With his city hit worst by Turkey’s outbreak, İmamoğlu has been at the forefront of calling for a nationwide, weeks-long lockdown. When the weekend curfew came, his municipality was blindsided: İmamoğlu says the government did not inform him.
The Turkish government has also tried to clamp down on opposition-run economic relief efforts. Last week, İmamoğlu and Ankara Mayor Mansur Yavaş said the interior ministry had launched criminal investigations against them for starting coronavirus fundraising campaigns in March.
Turkey’s government had declared Istanbul’s and Ankara’s fundraisers — aimed at providing economic support to unemployed citizens and vulnerable groups — illegal shortly after Erdoğan launched a rival fundraising campaign. The interior ministry then froze the opposition campaigns’ bank accounts.
“It seems that the government’s intention is not to fight against the pandemic, but to fight against the services provided by the CHP’s municipalities,” CHP spokesperson Faik Öztrak said on Monday.
Politicizing the pandemic
Evren Balta, a professor of political science at Istanbul's Özyeğin University, said that this lack of collaboration was a product of Turkey’s fierce political polarization. “The government sees the relief efforts as an opportunity for (opposition) mayors to become popular, therefore it rejects any collaboration with them,” she said.

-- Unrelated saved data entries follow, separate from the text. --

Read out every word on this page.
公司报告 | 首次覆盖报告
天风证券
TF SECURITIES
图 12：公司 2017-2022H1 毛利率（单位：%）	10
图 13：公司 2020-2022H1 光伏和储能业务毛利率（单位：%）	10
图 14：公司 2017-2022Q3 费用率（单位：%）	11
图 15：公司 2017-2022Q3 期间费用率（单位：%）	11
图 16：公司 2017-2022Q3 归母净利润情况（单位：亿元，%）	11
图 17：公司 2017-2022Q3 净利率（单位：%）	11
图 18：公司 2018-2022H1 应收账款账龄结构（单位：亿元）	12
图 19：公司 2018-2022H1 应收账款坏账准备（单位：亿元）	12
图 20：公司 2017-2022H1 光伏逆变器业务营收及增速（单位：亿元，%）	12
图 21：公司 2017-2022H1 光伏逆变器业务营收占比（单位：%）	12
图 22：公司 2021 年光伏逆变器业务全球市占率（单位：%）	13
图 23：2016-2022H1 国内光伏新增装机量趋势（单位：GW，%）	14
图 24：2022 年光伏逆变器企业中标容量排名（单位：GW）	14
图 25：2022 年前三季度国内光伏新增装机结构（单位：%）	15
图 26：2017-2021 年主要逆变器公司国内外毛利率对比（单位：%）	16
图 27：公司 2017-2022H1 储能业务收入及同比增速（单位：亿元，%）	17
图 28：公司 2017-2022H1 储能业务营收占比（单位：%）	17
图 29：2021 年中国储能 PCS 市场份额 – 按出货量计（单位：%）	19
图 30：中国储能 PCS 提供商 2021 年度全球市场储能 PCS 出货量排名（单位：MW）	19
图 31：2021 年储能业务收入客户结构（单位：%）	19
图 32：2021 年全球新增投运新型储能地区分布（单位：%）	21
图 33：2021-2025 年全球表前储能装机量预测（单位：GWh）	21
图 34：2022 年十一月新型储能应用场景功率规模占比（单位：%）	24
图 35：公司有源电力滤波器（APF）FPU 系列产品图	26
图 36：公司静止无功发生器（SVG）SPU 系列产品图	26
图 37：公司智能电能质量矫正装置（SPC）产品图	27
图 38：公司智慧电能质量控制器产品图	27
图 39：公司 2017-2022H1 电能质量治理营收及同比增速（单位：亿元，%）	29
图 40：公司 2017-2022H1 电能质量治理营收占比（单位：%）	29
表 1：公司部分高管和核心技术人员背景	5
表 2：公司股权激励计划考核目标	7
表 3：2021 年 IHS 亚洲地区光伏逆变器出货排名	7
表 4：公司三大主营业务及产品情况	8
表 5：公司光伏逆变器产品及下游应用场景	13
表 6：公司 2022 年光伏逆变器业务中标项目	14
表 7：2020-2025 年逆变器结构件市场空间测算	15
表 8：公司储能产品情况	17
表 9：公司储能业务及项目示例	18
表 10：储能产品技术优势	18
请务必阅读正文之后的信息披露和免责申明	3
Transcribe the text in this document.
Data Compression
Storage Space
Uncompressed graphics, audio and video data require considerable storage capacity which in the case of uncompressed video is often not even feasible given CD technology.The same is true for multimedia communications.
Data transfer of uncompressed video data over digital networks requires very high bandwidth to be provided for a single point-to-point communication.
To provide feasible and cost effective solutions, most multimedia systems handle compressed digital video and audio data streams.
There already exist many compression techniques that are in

Osman Elbek, a member of the Turkish Medical Association's COVID-19 experts' council, also criticized the government’s attempt to monopolize the relief efforts, saying that the lack of communication with doctors' groups and hard-hit municipalities had prevented a comprehensive response from taking shape.
Yet the Turkish government has taken steps to combat coronavirus. Ankara suspended flights to China in late January and closed the country’s borders with Iran and Iraq in early February. By mid-March, the country had closed schools, cafés, gyms and cinemas and suspended flights to several European countries.

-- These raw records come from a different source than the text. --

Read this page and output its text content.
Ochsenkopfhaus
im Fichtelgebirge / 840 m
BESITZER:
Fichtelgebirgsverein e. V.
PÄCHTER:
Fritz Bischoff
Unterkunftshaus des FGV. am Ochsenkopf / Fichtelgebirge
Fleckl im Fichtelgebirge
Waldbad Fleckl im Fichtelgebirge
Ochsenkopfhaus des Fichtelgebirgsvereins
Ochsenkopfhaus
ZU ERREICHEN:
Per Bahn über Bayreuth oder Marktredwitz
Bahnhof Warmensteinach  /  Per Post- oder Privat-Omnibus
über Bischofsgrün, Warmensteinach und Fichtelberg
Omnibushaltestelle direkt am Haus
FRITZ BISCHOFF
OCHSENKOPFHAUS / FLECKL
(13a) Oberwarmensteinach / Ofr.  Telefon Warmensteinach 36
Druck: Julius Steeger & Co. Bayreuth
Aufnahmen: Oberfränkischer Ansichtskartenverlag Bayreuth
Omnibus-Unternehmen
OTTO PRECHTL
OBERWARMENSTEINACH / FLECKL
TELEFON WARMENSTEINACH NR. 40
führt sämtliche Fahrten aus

Elbek said the government's response started off well. “Turkey’s intervention before the virus came close to (its) borders, such as partial restrictions and establishing a science council, were coherent,” he said.
Erdoğan's conservative government even issued a ban on communal prayers in mosques. It eventually prohibited all people aged older than 65 and younger than 20 from leaving their homes; by April, most public gathering places were closed.
But as infection numbers continued to rise, the government declined to order people to stay at home, and large parts of the population continued to go to work. There have been multiple reports of crowded conditions at workplaces such as mines and construction sites.
As Turkey heads for its third short-term curfew — covering 31 of the country's 81 provinces, or about three-quarters of the population — opposition leaders and the Turkish Medical Association are urging the government to implement a full lockdown lasting at least 15 days, saying that such restrictions have been successful in slowing the outbreak in other countries.
The government, however, argues such a move would devastate the country's economy.
“Talking about the economy may seem irrelevant or inhuman to some,” said Ibrahim Kalin, Erdoğan's chief spokesperson. “But the fact is that life must go on somehow.”